To the Members of the United States House of Representatives:

The American Institute of Certified Public Accountants ("AICPA") is concerned about the significant compliance burdens placed on businesses and rental property owners by section 9006 of the Patient Protection and Affordable Care Act (P.L. 111-148) ("PPACA") and section 2101 of the Small Business Jobs Act of 2010 (P.L. 111-240) ("SBJA"), respectively.

The PPACA made two significant changes to the law that will take effect in 2012. First, the act overturns a long-standing tax regulation providing that corporations were generally exempt recipients for Internal Revenue Code section 6041 reporting purposes. Second, the provision expands information reporting requirements to business payments for property (which is in addition to business payments for services, as required by current law). Thus, beginning in 2012 (reports due in 2013 for 2012 payments), if a business generally purchases $600 or more in property or services from another entity (including a corporation), it must provide the vendor and the Internal Revenue Service ("IRS") with a Form 1099-MISC information return.

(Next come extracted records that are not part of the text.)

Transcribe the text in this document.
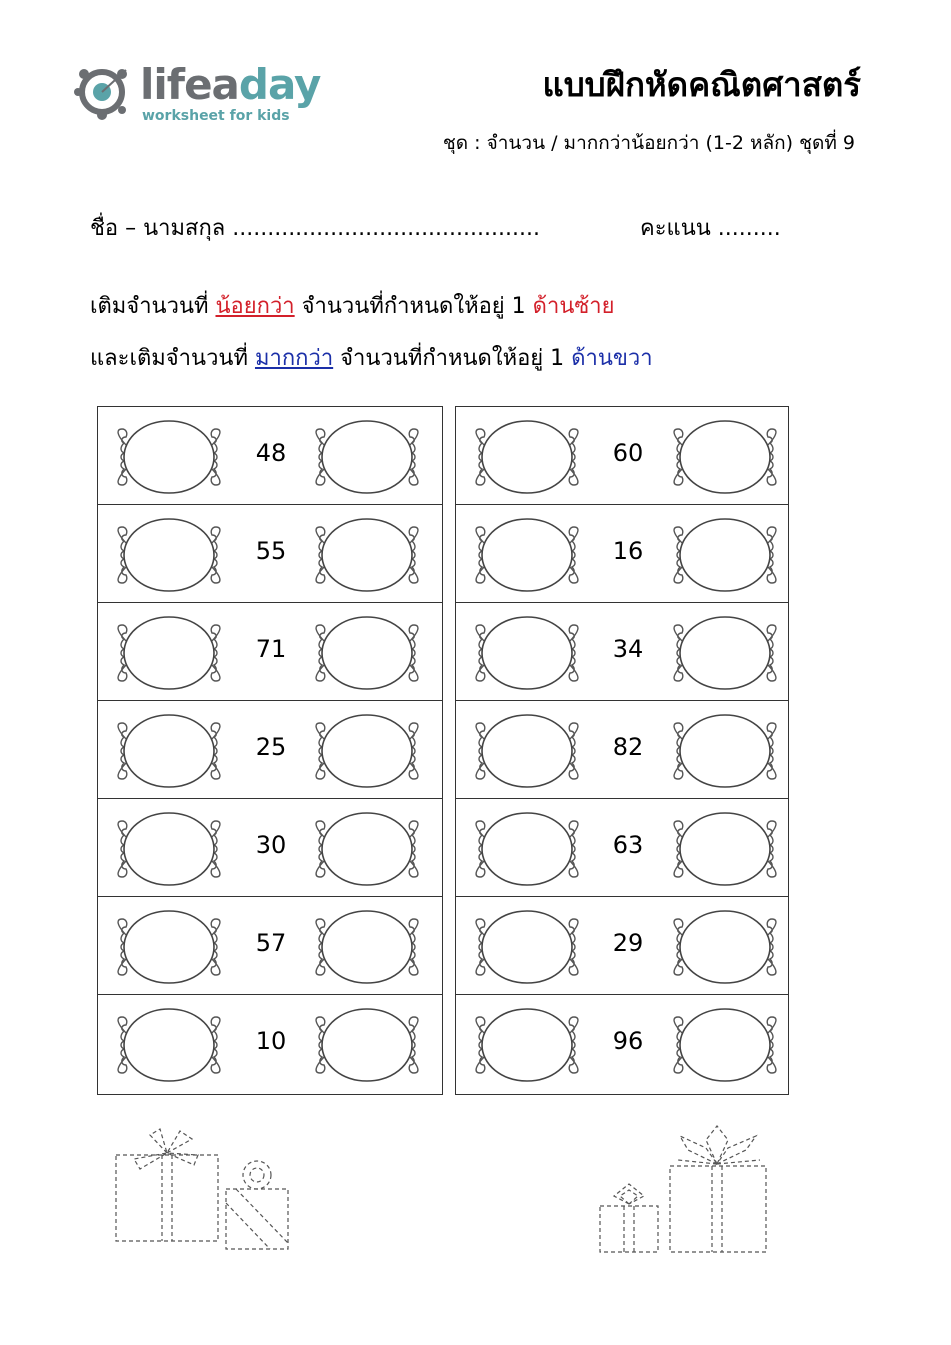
lifeaday
worksheet for kids
แบบฝึกหัดคณิตศาสตร์
ชุด : จำนวน / มากกว่าน้อยกว่า (1-2 หลัก) ชุดที่ 9
ชื่อ – นามสกุล ............................................	คะแนน .........
เติมจำนวนที่ น้อยกว่า จำนวนที่กำหนดให้อยู่ 1 ด้านซ้าย
และเติมจำนวนที่ มากกว่า จำนวนที่กำหนดให้อยู่ 1 ด้านขวา
48
55
71
25
30
57
10
60
16
34
82
63
29
96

Internal Revenue Code section 6041 currently requires "persons engaged in a trade or business" to satisfy reporting requirements. The SBJA further expands the information reporting requirements to payments for rental property expenses paid by all persons receiving rental income, whether or not they are "engaged in a trade or business," providing only limited exceptions. Similar to other "persons engaged in a trade or business," the reporting requirements are triggered upon the purchase of $600 or more in services from another entity. The information reporting requirements applicable to rental property expense payments will take effect in 2011, but would be expanded in 2012 to include payments for property as described above with regard to the PPACA changes.

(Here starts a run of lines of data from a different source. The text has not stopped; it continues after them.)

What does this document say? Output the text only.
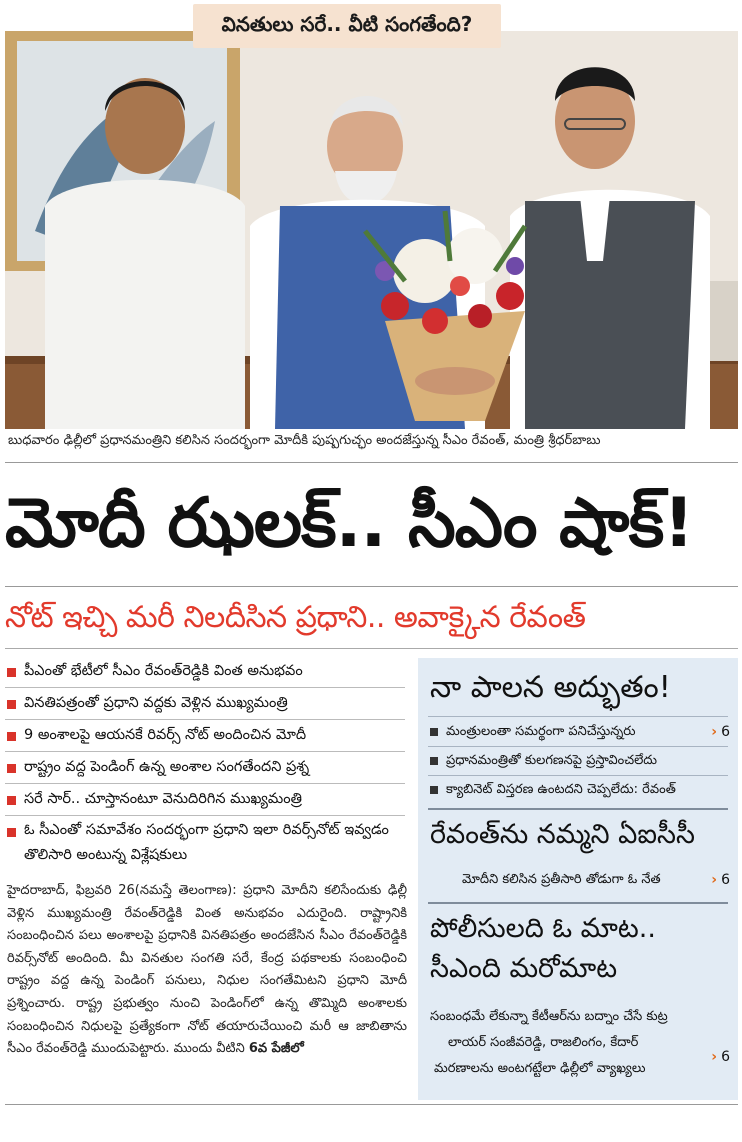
వినతులు సరే.. వీటి సంగతేంది?
బుధవారం ఢిల్లీలో ప్రధానమంత్రిని కలిసిన సందర్భంగా మోదీకి పుష్పగుచ్ఛం అందజేస్తున్న సీఎం రేవంత్, మంత్రి శ్రీధర్‌బాబు
మోదీ ఝలక్.. సీఎం షాక్!
నోట్ ఇచ్చి మరీ నిలదీసిన ప్రధాని.. అవాక్కైన రేవంత్
పీఎంతో భేటీలో సీఎం రేవంత్‌రెడ్డికి వింత అనుభవం
వినతిపత్రంతో ప్రధాని వద్దకు వెళ్లిన ముఖ్యమంత్రి
9 అంశాలపై ఆయనకే రివర్స్ నోట్ అందించిన మోదీ
రాష్ట్రం వద్ద పెండింగ్ ఉన్న అంశాల సంగతేందని ప్రశ్న
సరే సార్.. చూస్తానంటూ వెనుదిరిగిన ముఖ్యమంత్రి
ఓ సీఎంతో సమావేశం సందర్భంగా ప్రధాని ఇలా రివర్స్‌నోట్ ఇవ్వడం తొలిసారి అంటున్న విశ్లేషకులు
హైదరాబాద్, ఫిబ్రవరి 26(నమస్తే తెలంగాణ): ప్రధాని మోదీని కలిసేందుకు ఢిల్లీ వెళ్లిన ముఖ్యమంత్రి రేవంత్‌రెడ్డికి వింత అనుభవం ఎదురైంది. రాష్ట్రానికి సంబంధించిన పలు అంశాలపై ప్రధానికి వినతిపత్రం అందజేసిన సీఎం రేవంత్‌రెడ్డికి రివర్స్‌నోట్ అందింది. మీ వినతుల సంగతి సరే, కేంద్ర పథకాలకు సంబంధించి రాష్ట్రం వద్ద ఉన్న పెండింగ్ పనులు, నిధుల సంగతేమిటని ప్రధాని మోదీ ప్రశ్నించారు. రాష్ట్ర ప్రభుత్వం నుంచి పెండింగ్‌లో ఉన్న తొమ్మిది అంశాలకు సంబంధించిన నిధులపై ప్రత్యేకంగా నోట్ తయారుచేయించి మరీ ఆ జాబితాను సీఎం రేవంత్‌రెడ్డి ముందుపెట్టారు. ముందు వీటిని 6వ పేజీలో
నా పాలన అద్భుతం!
మంత్రులంతా సమర్థంగా పనిచేస్తున్నరు	› 6
ప్రధానమంత్రితో కులగణనపై ప్రస్తావించలేదు
క్యాబినెట్ విస్తరణ ఉంటదని చెప్పలేదు: రేవంత్
రేవంత్‌ను నమ్మని ఏఐసీసీ
మోదీని కలిసిన ప్రతీసారి తోడుగా ఓ నేత	› 6
పోలీసులది ఓ మాట..
సీఎంది మరోమాట
సంబంధమే లేకున్నా కేటీఆర్‌ను బద్నాం చేసే కుట్ర
లాయర్ సంజీవరెడ్డి, రాజలింగం, కేదార్
› 6
మరణాలను అంటగట్టేలా ఢిల్లీలో వ్యాఖ్యలు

This would be the first time that individual taxpayers owning rental property who are not "engaged in a trade or business," would be required to provide Forms 1099-MISC. For example, many individuals, who own a vacation property that is rented part of the year to help defray their costs, would be subject to the provisions of the SBJA. We are concerned that (1) keeping records to track expenses by provider, (2) obtaining tax identification numbers and other information from providers of property and services, and (3) providing Forms 1099-MISC during January, a month when taxpayers would not normally be focused on tax issues, would be extremely burdensome. Additionally, the AICPA questions the need for sending information forms to certain providers of services, such as utility companies.

For the reasons discussed below, we believe section 9006 of the PPACA and section 2101 of the SBJA should be repealed because they impose extremely burdensome information reporting requirements on businesses and individual taxpayers that cannot be justified in terms of the limited utility such information reports will provide to the government.

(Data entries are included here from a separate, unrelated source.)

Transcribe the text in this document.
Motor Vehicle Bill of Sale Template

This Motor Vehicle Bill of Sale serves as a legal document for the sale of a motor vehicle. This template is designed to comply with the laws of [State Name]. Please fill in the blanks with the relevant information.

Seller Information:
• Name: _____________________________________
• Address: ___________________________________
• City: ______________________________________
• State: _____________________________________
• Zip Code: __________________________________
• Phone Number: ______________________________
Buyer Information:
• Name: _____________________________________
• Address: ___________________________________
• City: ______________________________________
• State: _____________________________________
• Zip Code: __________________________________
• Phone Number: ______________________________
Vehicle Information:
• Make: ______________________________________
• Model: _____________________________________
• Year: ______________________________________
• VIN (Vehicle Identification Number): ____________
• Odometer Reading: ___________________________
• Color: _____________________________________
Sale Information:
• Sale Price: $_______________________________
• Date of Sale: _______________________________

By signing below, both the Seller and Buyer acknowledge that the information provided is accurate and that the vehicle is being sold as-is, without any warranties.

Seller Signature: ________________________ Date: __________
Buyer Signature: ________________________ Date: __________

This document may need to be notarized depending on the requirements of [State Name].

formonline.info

The expansions of information reporting may likely prove to be burdensome to small businesses and individuals particularly at a time of economic challenge. In order to comply with these onerous requirements, taxpayers will incur a significant increase in costs with respect to the accumulation of relevant information and the preparation and mailing of Forms 1099-MISC.

More importantly, the AICPA believes that the information reported to the IRS will prove of little value to many taxpayers or to the government. Many corporations operate on a fiscal year basis or use the accrual method of accounting and, therefore, receipt of Forms 1099-MISC with calendar year or cash basis information would not prove to be useful to those taxpayers or the government absent burdensome reconciliations.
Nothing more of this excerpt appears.